J&K bypolls: In Anantnag, parties campaign locked in

With south Kashmir simmering again, leaders of political parties are not venturing out to seek votes on the streets

Written by Bashaarat Masood | Srinagar | Published: March 28, 2017 9:40:15 pm
anantnag bypoll, anantnag lok sabha by poll, kashmir news, kashmir bypoll, indian express, india news Photo for representational purpose.

On Monday, Ghulam Ahmad Mir, J&K Congress president and party candidate for the Anantnag Lok Sabha by-election, had to call off two rallies at Rajpora and Pampore over fears these would be disrupted by people protesting the killing of two militants a day earlier. These were to be the first rallies of the Congress in south Kashmir where votes will be cast on April 12.

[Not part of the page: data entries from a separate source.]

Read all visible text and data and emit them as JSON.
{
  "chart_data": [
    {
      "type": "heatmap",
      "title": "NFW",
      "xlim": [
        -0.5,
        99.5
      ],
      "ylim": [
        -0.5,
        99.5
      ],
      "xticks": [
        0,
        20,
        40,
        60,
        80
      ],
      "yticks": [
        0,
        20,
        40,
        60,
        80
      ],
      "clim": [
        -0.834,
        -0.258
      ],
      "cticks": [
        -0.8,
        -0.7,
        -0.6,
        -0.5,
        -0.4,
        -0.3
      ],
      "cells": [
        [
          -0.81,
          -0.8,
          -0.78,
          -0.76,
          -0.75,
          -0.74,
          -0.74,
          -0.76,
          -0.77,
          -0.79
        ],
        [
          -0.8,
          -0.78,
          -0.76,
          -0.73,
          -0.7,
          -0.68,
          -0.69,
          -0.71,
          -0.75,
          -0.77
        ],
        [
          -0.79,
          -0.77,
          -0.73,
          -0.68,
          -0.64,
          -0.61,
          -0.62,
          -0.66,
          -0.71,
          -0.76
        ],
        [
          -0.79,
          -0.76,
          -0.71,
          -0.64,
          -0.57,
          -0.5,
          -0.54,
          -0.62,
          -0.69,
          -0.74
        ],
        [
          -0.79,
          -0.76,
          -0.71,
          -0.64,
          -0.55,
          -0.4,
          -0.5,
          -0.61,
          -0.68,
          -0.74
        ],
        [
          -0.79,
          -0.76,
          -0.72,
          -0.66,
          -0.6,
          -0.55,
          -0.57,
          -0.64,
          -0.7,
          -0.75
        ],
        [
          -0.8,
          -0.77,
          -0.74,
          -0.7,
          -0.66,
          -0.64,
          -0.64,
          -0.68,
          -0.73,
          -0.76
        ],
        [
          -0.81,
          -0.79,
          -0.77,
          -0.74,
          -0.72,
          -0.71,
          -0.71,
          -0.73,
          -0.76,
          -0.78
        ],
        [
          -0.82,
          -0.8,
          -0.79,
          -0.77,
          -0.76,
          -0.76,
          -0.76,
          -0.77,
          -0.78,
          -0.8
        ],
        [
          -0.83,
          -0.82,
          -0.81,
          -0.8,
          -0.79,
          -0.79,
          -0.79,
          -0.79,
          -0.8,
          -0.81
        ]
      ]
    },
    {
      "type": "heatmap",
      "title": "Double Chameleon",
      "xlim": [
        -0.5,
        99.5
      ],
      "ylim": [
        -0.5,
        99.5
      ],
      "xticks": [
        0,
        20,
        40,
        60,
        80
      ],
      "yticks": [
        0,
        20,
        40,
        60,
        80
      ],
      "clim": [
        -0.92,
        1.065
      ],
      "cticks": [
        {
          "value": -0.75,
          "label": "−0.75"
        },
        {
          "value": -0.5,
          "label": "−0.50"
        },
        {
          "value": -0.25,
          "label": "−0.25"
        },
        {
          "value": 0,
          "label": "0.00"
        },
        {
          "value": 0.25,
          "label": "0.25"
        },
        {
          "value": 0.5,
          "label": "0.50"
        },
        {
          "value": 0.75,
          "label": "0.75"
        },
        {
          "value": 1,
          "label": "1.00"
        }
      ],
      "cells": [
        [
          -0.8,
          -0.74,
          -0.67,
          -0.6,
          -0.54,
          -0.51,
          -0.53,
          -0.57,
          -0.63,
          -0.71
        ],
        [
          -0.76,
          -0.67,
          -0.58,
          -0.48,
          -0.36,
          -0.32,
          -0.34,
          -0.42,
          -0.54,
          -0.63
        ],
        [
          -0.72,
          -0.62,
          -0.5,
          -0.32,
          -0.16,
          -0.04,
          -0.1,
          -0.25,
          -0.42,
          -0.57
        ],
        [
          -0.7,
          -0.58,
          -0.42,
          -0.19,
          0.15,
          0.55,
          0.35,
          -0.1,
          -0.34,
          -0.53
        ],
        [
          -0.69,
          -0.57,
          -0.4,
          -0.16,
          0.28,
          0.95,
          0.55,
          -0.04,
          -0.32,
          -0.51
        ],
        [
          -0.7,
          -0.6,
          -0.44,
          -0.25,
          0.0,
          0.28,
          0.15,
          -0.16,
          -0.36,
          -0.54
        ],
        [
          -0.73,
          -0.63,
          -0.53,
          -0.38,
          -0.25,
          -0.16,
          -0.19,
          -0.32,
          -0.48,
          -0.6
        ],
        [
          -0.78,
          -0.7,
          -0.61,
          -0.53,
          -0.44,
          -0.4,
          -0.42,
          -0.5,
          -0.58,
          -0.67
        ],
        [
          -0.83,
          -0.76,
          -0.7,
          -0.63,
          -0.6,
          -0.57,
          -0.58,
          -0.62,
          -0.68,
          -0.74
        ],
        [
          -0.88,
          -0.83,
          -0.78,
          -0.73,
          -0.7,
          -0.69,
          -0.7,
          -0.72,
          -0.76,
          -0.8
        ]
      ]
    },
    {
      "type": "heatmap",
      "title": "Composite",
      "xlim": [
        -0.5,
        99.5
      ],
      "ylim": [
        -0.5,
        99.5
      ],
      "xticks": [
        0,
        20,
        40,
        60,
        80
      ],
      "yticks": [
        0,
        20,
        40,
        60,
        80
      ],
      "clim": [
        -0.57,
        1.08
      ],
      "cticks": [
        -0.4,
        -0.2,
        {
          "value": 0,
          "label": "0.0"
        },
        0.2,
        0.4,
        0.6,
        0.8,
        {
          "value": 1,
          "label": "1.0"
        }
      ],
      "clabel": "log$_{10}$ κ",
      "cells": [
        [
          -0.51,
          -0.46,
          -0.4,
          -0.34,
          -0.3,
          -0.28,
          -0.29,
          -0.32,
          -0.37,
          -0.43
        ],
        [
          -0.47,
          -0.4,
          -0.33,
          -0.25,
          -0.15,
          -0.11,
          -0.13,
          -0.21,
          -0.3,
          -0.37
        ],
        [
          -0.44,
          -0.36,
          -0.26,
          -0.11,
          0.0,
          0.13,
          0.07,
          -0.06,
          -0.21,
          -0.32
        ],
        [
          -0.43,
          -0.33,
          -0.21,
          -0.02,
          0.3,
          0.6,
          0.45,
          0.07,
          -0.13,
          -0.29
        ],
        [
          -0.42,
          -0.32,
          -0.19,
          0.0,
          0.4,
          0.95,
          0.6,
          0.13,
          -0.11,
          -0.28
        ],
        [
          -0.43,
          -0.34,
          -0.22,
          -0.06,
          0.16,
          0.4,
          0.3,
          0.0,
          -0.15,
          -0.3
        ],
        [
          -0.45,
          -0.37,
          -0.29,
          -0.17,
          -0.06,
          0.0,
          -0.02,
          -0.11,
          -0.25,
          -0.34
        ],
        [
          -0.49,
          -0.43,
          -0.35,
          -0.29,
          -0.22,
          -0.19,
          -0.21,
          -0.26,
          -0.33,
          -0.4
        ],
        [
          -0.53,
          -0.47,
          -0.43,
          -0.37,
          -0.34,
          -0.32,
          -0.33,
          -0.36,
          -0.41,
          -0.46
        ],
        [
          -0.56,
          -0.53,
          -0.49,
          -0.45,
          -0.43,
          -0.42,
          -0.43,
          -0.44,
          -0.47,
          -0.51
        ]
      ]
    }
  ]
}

With south Kashmir simmering again, leaders of political parties are not venturing out to seek votes on the streets. Campaigning in the area is taking place inside four walls – in dak bungalows, homes of party workers or at party offices.

“We are yet to organise a major public rally,” Ghulam Ahmad Mir told The Indian Express. “The government has failed to provide an environment where we can move freely and seek votes from the people.”

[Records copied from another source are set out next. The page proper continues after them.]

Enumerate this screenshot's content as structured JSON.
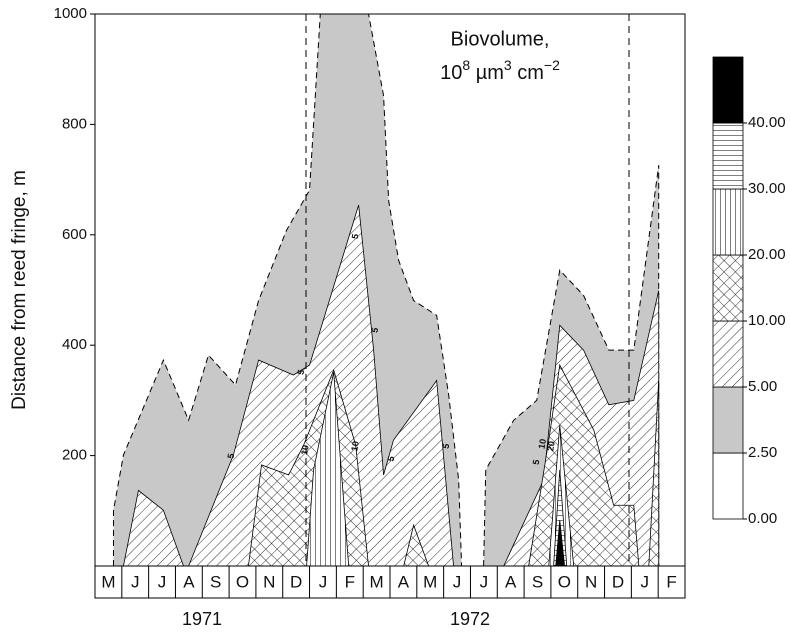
{
  "chart_data": {
    "type": "contour",
    "y_label": "Distance from reed fringe, m",
    "title": "Biovolume,",
    "units": [
      "10",
      "8",
      " µm",
      "3",
      " cm",
      "−2"
    ],
    "categories": [
      "M",
      "J",
      "J",
      "A",
      "S",
      "O",
      "N",
      "D",
      "J",
      "F",
      "M",
      "A",
      "M",
      "J",
      "J",
      "A",
      "S",
      "O",
      "N",
      "D",
      "J",
      "F"
    ],
    "years": [
      "1971",
      "1972"
    ],
    "xlim": [
      -0.5,
      21.5
    ],
    "ylim": [
      0,
      1000
    ],
    "yticks": [
      200,
      400,
      600,
      800,
      1000
    ],
    "levels": [
      {
        "value": 0,
        "label": "0.00"
      },
      {
        "value": 2.5,
        "label": "2.50"
      },
      {
        "value": 5,
        "label": "5.00"
      },
      {
        "value": 10,
        "label": "10.00"
      },
      {
        "value": 20,
        "label": "20.00"
      },
      {
        "value": 30,
        "label": "30.00"
      },
      {
        "value": 40,
        "label": "40.00"
      }
    ],
    "band_fills": [
      "white",
      "gray",
      "hatch",
      "cross",
      "vlines",
      "hlines",
      "black"
    ],
    "regions": [
      {
        "level": 2.5,
        "fill": "gray",
        "polygons": [
          {
            "x": [
              0.19,
              0.19,
              0.56,
              2.05,
              2.99,
              3.73,
              4.74,
              5.6,
              6.64,
              7.5,
              7.9,
              9.7,
              10.26,
              10.45,
              10.82,
              11.38,
              12.24,
              12.69,
              13.06,
              13.17
            ],
            "y": [
              0,
              101,
              201,
              373,
              264,
              382,
              328,
              481,
              608,
              681,
              1000,
              1000,
              852,
              662,
              554,
              481,
              454,
              309,
              156,
              0
            ]
          },
          {
            "x": [
              13.99,
              14.07,
              15.11,
              15.97,
              16.83,
              17.72,
              18.66,
              19.59,
              20.52,
              20.52
            ],
            "y": [
              0,
              174,
              264,
              300,
              536,
              490,
              391,
              391,
              726,
              0
            ]
          }
        ]
      },
      {
        "level": 5,
        "fill": "hatch",
        "polygons": [
          {
            "x": [
              0.56,
              1.12,
              2.05,
              2.8
            ],
            "y": [
              0,
              137,
              101,
              0
            ]
          },
          {
            "x": [
              2.99,
              4.66,
              5.6,
              6.9,
              7.5,
              9.33,
              9.89,
              10.26,
              10.63,
              12.24,
              12.87
            ],
            "y": [
              0,
              201,
              373,
              346,
              364,
              654,
              391,
              165,
              228,
              336,
              0
            ]
          },
          {
            "x": [
              14.74,
              16.23,
              16.83,
              17.72,
              18.66,
              19.59,
              20.52,
              20.52
            ],
            "y": [
              0,
              156,
              436,
              391,
              292,
              300,
              499,
              0
            ]
          }
        ]
      },
      {
        "level": 10,
        "fill": "cross",
        "polygons": [
          {
            "x": [
              5.22,
              5.71,
              6.72,
              7.28,
              8.4,
              9.22,
              9.7
            ],
            "y": [
              0,
              183,
              165,
              219,
              355,
              219,
              0
            ]
          },
          {
            "x": [
              11.01,
              11.38,
              11.94
            ],
            "y": [
              0,
              74,
              0
            ]
          },
          {
            "x": [
              15.67,
              16.42,
              16.83,
              18.1,
              18.84,
              19.59,
              19.78
            ],
            "y": [
              0,
              228,
              364,
              246,
              110,
              110,
              0
            ]
          },
          {
            "x": [
              20.15,
              20.52,
              20.52
            ],
            "y": [
              0,
              337,
              0
            ]
          }
        ]
      },
      {
        "level": 20,
        "fill": "vlines",
        "polygons": [
          {
            "x": [
              7.39,
              7.65,
              8.4,
              8.96
            ],
            "y": [
              0,
              174,
              351,
              0
            ]
          },
          {
            "x": [
              16.42,
              16.83,
              17.35
            ],
            "y": [
              0,
              255,
              0
            ]
          }
        ]
      },
      {
        "level": 30,
        "fill": "hlines",
        "polygons": [
          {
            "x": [
              16.6,
              16.83,
              17.09
            ],
            "y": [
              0,
              174,
              0
            ]
          }
        ]
      },
      {
        "level": 40,
        "fill": "black",
        "polygons": [
          {
            "x": [
              16.68,
              16.83,
              17.01
            ],
            "y": [
              0,
              83,
              0
            ]
          }
        ]
      }
    ],
    "annotations": [
      {
        "text": "5",
        "x": 4.59,
        "y": 199
      },
      {
        "text": "5",
        "x": 7.2,
        "y": 351
      },
      {
        "text": "10",
        "x": 7.35,
        "y": 210
      },
      {
        "text": "5",
        "x": 9.22,
        "y": 597
      },
      {
        "text": "10",
        "x": 9.22,
        "y": 217
      },
      {
        "text": "5",
        "x": 9.96,
        "y": 427
      },
      {
        "text": "5",
        "x": 10.56,
        "y": 194
      },
      {
        "text": "5",
        "x": 12.61,
        "y": 217
      },
      {
        "text": "5",
        "x": 15.97,
        "y": 188
      },
      {
        "text": "10",
        "x": 16.2,
        "y": 221
      },
      {
        "text": "20",
        "x": 16.53,
        "y": 217
      }
    ]
  }
}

Rajpora in Pulwama, where Mir was to hold his rally, was the home of Hizbul Mujahideen militant Shahbaz Ahmad Wani who was killed Sunday by police. On Monday, a huge crowd showed up for his funeral where the last rites had to be performed four times.

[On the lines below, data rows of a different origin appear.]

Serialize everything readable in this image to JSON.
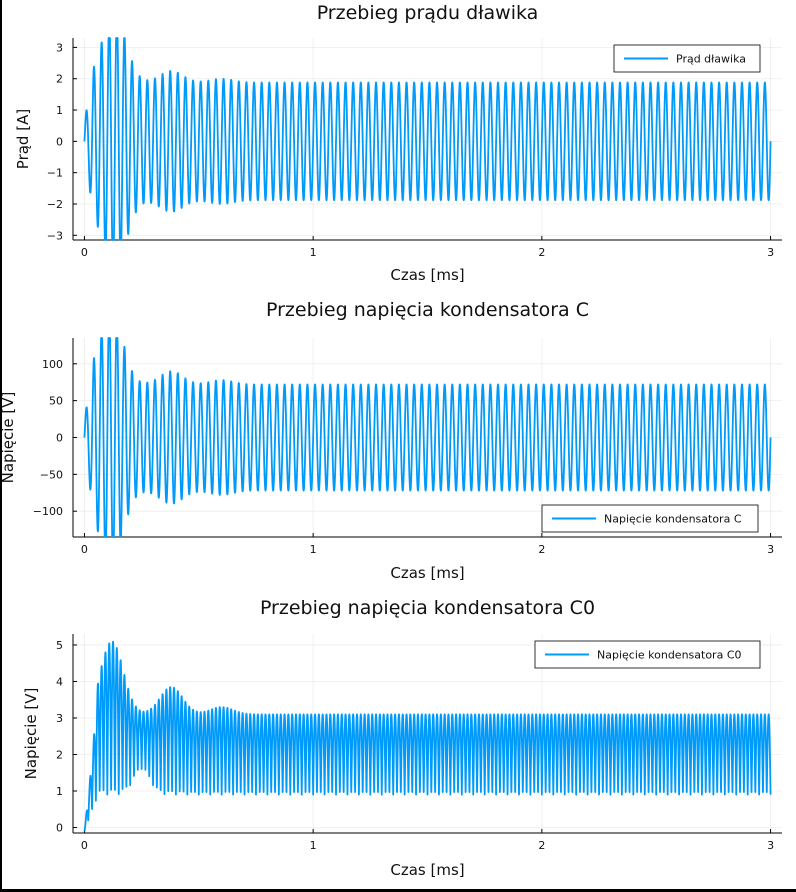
{
  "accent_color": "#009afa",
  "chart_data": [
    {
      "type": "line",
      "title": "Przebieg prądu dławika",
      "xlabel": "Czas [ms]",
      "ylabel": "Prąd [A]",
      "xlim": [
        -0.05,
        3.05
      ],
      "ylim": [
        -3.15,
        3.3
      ],
      "xticks": [
        0,
        1,
        2,
        3
      ],
      "xtick_labels": [
        "0",
        "1",
        "2",
        "3"
      ],
      "yticks": [
        -3,
        -2,
        -1,
        0,
        1,
        2,
        3
      ],
      "ytick_labels": [
        "−3",
        "−2",
        "−1",
        "0",
        "1",
        "2",
        "3"
      ],
      "grid": true,
      "legend_position": "top-right",
      "series": [
        {
          "name": "Prąd dławika",
          "color": "#009afa",
          "waveform": {
            "kind": "damped_oscillation_to_steady_state",
            "frequency_kHz": 30,
            "t_end_ms": 3,
            "initial_value": 0,
            "offset": 0,
            "steady_amplitude": 1.88,
            "transient_peaks": [
              {
                "t": 0.12,
                "value": 3.1
              },
              {
                "t": 0.14,
                "value": -3.0
              },
              {
                "t": 0.38,
                "value": 2.25
              },
              {
                "t": 0.6,
                "value": 2.0
              }
            ]
          }
        }
      ]
    },
    {
      "type": "line",
      "title": "Przebieg napięcia kondensatora C",
      "xlabel": "Czas [ms]",
      "ylabel": "Napięcie [V]",
      "xlim": [
        -0.05,
        3.05
      ],
      "ylim": [
        -135,
        135
      ],
      "xticks": [
        0,
        1,
        2,
        3
      ],
      "xtick_labels": [
        "0",
        "1",
        "2",
        "3"
      ],
      "yticks": [
        -100,
        -50,
        0,
        50,
        100
      ],
      "ytick_labels": [
        "−100",
        "−50",
        "0",
        "50",
        "100"
      ],
      "grid": true,
      "legend_position": "bottom-right",
      "series": [
        {
          "name": "Napięcie kondensatora C",
          "color": "#009afa",
          "waveform": {
            "kind": "damped_oscillation_to_steady_state",
            "frequency_kHz": 30,
            "t_end_ms": 3,
            "initial_value": 0,
            "offset": 0,
            "steady_amplitude": 72,
            "transient_peaks": [
              {
                "t": 0.12,
                "value": 125
              },
              {
                "t": 0.11,
                "value": -125
              },
              {
                "t": 0.38,
                "value": 90
              },
              {
                "t": 0.6,
                "value": 78
              }
            ]
          }
        }
      ]
    },
    {
      "type": "line",
      "title": "Przebieg napięcia kondensatora C0",
      "xlabel": "Czas [ms]",
      "ylabel": "Napięcie [V]",
      "xlim": [
        -0.05,
        3.05
      ],
      "ylim": [
        -0.15,
        5.3
      ],
      "xticks": [
        0,
        1,
        2,
        3
      ],
      "xtick_labels": [
        "0",
        "1",
        "2",
        "3"
      ],
      "yticks": [
        0,
        1,
        2,
        3,
        4,
        5
      ],
      "ytick_labels": [
        "0",
        "1",
        "2",
        "3",
        "4",
        "5"
      ],
      "grid": true,
      "legend_position": "top-right",
      "series": [
        {
          "name": "Napięcie kondensatora C0",
          "color": "#009afa",
          "waveform": {
            "kind": "rectified_oscillation_with_slow_envelope",
            "frequency_kHz": 60,
            "t_end_ms": 3,
            "initial_value": -0.1,
            "steady_min": 0.9,
            "steady_max": 3.1,
            "transient_peaks": [
              {
                "t": 0.12,
                "value": 5.1
              },
              {
                "t": 0.25,
                "value": 0.8
              },
              {
                "t": 0.38,
                "value": 3.85
              },
              {
                "t": 0.6,
                "value": 3.3
              }
            ]
          }
        }
      ]
    }
  ]
}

A PDP leader from the region said: “It is not just the Congress. We are facing a similar problem. There is lot of anger, especially after what happened last year (the crackdown on street protesters).”

Parties fear that south Kashmir will see a low turnout this election. In 2014, Anantnag recorded a turnout of 28 per cent — people turned out in good numbers in the villages of Kulgam and Anantnag but polling booths in Shopian and Pulwama were deserted.

With an uptick in militancy and the region witnessing frequent clashes between residents and security forces, political parties have a difficult campaign. “I don’t think may people will come out to vote after what happened here last year,” said a resident of Noorabad in Kulgam. “We voted in good numbers last time, both for the NC (National Conference) and PDP. But this time, it may not be the same.”

The situation in the what is called the voting belt of Anantnag — Dooru, Kokernag and Verinag — has also changed since last year. Militant activities are on the rise in these areas. On Sunday evening, militants targeted the house of PDP minister Farooq Andrabi and fled with four rifles of policemen stationed there.

Political leaders and parties are now going only to places they feel are strategically important for their constituencies. For example, the Congress has shifted its focus to strongholds in Dooru, Shnagus and Kokernag assembly segments. “We are focusing on areas where we have good presence and where we expect our workers to step out,” a Congress leader said. A PDP leader too said the party is concentrating on “certain pockets” and “expect our workers to come out and vote”.